That’s a neat idea, one worth exploring — but not by this film! Scream movies aren’t as much about thoroughly interrogating ideas as they are about throwing one or two out and then pumping fake blood all over hot 20-somethings playing teens. Following the opening tribute to opening tributes, we meet our heroes, a plucky gang of high schoolers who’d look at home in any CW series. There’s the jock, the nerd, the goth, the slut — they all have names, of course, but I didn’t bother remembering them because they probably won’t be needing them for much longer.
They also, it’s revealed, have curious ties to the characters of the original film, and it’s not long before a few familiar faces pop up: David Arquette is back as the improbably sturdy police officer, Courtney Cox as the rapacious news anchor, Neve Campbell as the embodiment of pure charisma. There is a scene in which the characters played by David and Courtney (themselves real-life exes) discuss their in-movie relationship, and I haven’t had such an out-of-body experience in a theater since Tom and Nicole in Eyes Wide Shut.
Also, on the subject of returning cast, Heather Matarazzo — a.k.a. Dawn Weiner from Welcome to the Dollhouse — is marvelously back as Marsha, though all-too-briefly. God, what I wouldn’t give for a sequel all about her. Anyway!
The film makes some adjustments for its modern setting, swapping landlines for smartphones and throwing in references to Reddit and superior mysteries like Knives Out. There is an easily-removed-for-overseas-audiences same-sex kiss. A line about fandom message boards — expertly tossed-off as an aside — made me bark with laughter. But it is, at its heart, a house that is solidly fixed to a 26-year-old foundation. The furniture's been moved, but there have been no modifications to the load-bearing walls.

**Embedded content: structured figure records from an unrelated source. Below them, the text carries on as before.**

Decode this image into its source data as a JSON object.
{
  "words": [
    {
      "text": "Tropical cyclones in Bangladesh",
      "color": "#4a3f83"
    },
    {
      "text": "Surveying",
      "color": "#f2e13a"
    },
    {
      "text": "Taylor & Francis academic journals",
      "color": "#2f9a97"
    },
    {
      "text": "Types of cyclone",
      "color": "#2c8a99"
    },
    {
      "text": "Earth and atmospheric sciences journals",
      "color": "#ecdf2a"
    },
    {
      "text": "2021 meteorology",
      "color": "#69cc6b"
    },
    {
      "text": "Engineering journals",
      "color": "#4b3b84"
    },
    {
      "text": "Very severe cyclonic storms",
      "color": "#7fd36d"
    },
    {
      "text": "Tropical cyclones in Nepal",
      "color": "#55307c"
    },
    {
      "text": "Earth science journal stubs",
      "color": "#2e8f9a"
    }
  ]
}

I found myself wondering, at about the halfway mark, if this is a young person’s movie or an old person’s movie. We get lots of time with hot-headed kiddos, screaming and sobbing their way through hallways as the killer closes in; but then we shift to the grizzled old-timers reflecting on the absurd horrors of their lives while walking the next generation of stab victims through the paces. This intergenerational collaboration feels, at times, like a handing-down of a beauty pageant crown, and the film’s greatest pleasures come when the two groups are working in collaboration.
Whose film is it? Appealingly, they all manage to share, which will undoubtedly be remarked upon in the next one.
You can watch Scream in theaters starting this Friday, January 14.